Sharpe ratio: positives, negatives and alternative
Sharpe ratio, defined as the ratio of the mean return in excess of the risk free rate over its standard deviation. It rests on the hypothesis that returns are normally distributed and/or that the investor has a utility function whose only arguments are expectation and variance of returns.
Positive side of Sharpe ratio
• Simplicity and ease of interpretation are the main strength
• Still widely used by financial institutions to compare the performance of funds
• It cannot be manipulated by leverage – which is a weakness of Jensen’s alpha measurement
Negative side of Sharpe ratio
• It does not quantify the value added, if any: it is only a ranking criterion
• Assumes frictionless financial markets, so that it is possible to borrow to invest more than 100% in a risky portfolio – and this is not always possible
• The risk free rate is constant and identical for lending and borrowing
• The Sharpe ratio is an absolute measure that does not refer to a benchmark
Investors investment horizon must match the performance measurement period. Also as it measures the total risk, Sharpe ratio is only suitable for investors who invest in only one fund.

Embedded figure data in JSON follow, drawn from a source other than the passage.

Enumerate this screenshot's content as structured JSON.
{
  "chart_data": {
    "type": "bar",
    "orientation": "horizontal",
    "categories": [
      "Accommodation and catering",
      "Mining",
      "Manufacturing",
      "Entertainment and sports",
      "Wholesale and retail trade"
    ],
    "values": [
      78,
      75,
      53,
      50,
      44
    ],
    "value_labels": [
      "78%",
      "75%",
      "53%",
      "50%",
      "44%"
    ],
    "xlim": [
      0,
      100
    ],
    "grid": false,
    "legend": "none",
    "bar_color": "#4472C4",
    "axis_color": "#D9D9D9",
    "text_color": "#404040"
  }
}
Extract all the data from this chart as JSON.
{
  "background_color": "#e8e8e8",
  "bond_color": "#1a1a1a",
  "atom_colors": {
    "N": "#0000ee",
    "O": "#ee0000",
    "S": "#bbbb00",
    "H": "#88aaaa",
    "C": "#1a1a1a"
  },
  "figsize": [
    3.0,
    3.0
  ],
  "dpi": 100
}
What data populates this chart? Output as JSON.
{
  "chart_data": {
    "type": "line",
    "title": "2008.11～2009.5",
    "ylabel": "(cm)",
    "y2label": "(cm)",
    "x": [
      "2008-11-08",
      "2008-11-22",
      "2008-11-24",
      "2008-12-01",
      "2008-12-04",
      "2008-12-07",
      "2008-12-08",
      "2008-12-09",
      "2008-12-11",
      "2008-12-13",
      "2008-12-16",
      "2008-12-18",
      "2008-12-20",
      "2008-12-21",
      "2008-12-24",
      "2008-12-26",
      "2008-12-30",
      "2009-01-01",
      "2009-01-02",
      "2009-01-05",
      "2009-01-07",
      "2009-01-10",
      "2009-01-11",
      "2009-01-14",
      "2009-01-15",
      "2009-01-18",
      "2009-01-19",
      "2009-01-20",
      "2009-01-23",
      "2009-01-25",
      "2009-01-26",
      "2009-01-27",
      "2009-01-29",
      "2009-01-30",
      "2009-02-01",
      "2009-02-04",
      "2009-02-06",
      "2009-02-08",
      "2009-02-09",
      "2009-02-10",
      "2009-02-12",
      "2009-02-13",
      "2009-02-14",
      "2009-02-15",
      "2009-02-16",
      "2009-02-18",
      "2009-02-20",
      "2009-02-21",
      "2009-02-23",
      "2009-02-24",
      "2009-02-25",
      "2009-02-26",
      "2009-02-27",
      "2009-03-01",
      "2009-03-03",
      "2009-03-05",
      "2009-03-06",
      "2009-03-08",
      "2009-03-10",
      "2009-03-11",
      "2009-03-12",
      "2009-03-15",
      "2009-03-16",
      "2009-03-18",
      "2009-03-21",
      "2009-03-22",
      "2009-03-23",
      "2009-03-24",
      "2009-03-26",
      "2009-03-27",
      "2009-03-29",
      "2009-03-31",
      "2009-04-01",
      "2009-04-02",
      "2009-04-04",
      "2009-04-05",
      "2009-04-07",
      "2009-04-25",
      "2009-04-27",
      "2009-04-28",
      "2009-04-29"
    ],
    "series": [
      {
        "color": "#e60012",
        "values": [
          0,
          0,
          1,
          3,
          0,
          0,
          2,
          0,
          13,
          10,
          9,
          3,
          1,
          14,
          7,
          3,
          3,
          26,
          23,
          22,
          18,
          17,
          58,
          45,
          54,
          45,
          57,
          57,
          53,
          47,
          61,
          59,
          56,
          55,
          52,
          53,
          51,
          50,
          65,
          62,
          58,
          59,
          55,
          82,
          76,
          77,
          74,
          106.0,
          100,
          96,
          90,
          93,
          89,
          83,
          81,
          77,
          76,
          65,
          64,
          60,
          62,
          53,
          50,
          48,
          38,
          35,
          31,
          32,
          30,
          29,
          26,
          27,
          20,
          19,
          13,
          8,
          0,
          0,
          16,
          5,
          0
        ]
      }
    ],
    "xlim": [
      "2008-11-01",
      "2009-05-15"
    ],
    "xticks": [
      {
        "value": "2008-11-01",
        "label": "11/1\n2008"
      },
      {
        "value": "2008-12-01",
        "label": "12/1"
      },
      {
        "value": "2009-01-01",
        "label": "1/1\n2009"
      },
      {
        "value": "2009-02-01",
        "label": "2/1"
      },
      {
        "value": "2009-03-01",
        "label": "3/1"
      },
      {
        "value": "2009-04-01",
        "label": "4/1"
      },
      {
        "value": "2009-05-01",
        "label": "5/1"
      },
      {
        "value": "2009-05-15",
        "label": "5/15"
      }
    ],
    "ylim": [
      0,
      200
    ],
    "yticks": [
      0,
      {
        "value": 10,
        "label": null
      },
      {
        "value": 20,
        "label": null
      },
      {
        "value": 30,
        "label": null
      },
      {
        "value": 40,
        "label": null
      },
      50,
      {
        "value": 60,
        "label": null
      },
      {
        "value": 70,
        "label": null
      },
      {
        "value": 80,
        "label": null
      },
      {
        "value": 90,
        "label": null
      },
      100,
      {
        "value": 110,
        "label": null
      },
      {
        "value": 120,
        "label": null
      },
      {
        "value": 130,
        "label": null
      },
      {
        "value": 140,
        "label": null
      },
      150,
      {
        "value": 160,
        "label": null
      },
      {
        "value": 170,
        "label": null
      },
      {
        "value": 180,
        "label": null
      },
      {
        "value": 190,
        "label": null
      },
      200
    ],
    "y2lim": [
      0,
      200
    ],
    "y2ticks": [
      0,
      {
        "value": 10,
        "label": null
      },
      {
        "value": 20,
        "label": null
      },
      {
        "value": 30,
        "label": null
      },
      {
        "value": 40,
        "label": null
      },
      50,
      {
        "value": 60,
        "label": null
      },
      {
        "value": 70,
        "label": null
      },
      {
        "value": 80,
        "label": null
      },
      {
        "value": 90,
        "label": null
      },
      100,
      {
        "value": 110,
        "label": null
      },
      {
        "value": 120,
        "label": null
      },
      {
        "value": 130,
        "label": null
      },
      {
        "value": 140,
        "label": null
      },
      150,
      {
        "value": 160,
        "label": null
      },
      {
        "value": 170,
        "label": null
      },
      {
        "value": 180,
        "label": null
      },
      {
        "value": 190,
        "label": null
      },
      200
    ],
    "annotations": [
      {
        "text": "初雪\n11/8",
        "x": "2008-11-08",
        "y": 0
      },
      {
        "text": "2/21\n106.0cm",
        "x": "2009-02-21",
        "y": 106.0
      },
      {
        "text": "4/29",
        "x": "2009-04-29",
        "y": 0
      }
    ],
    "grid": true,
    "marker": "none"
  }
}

In case of aggregation of portfolios, its consolidation is not straightforward because of the covariance effects between volatilities.
Alternative to Sharpe ratio
CUBI thinks that to Sharpe ratio a good alternative is Ulcer index. Why? It is computed as the quadratic mean of the percentage drops in value during the observed period. It measures the depth and the duration of percentage drawdowns in price from earlier highs. Ulcer have couple of advantages compared to Sharpe ratio. It considers only downward changes and the strings of losses that result in significant drawdowns in value are recognized.
Bottom line: Despite the fact that Sharpe ratio is simply, widely used measurement, it has more negative aspects than positive ones. According to CUBI, Ulcer index could be an alternative for more positive aspects.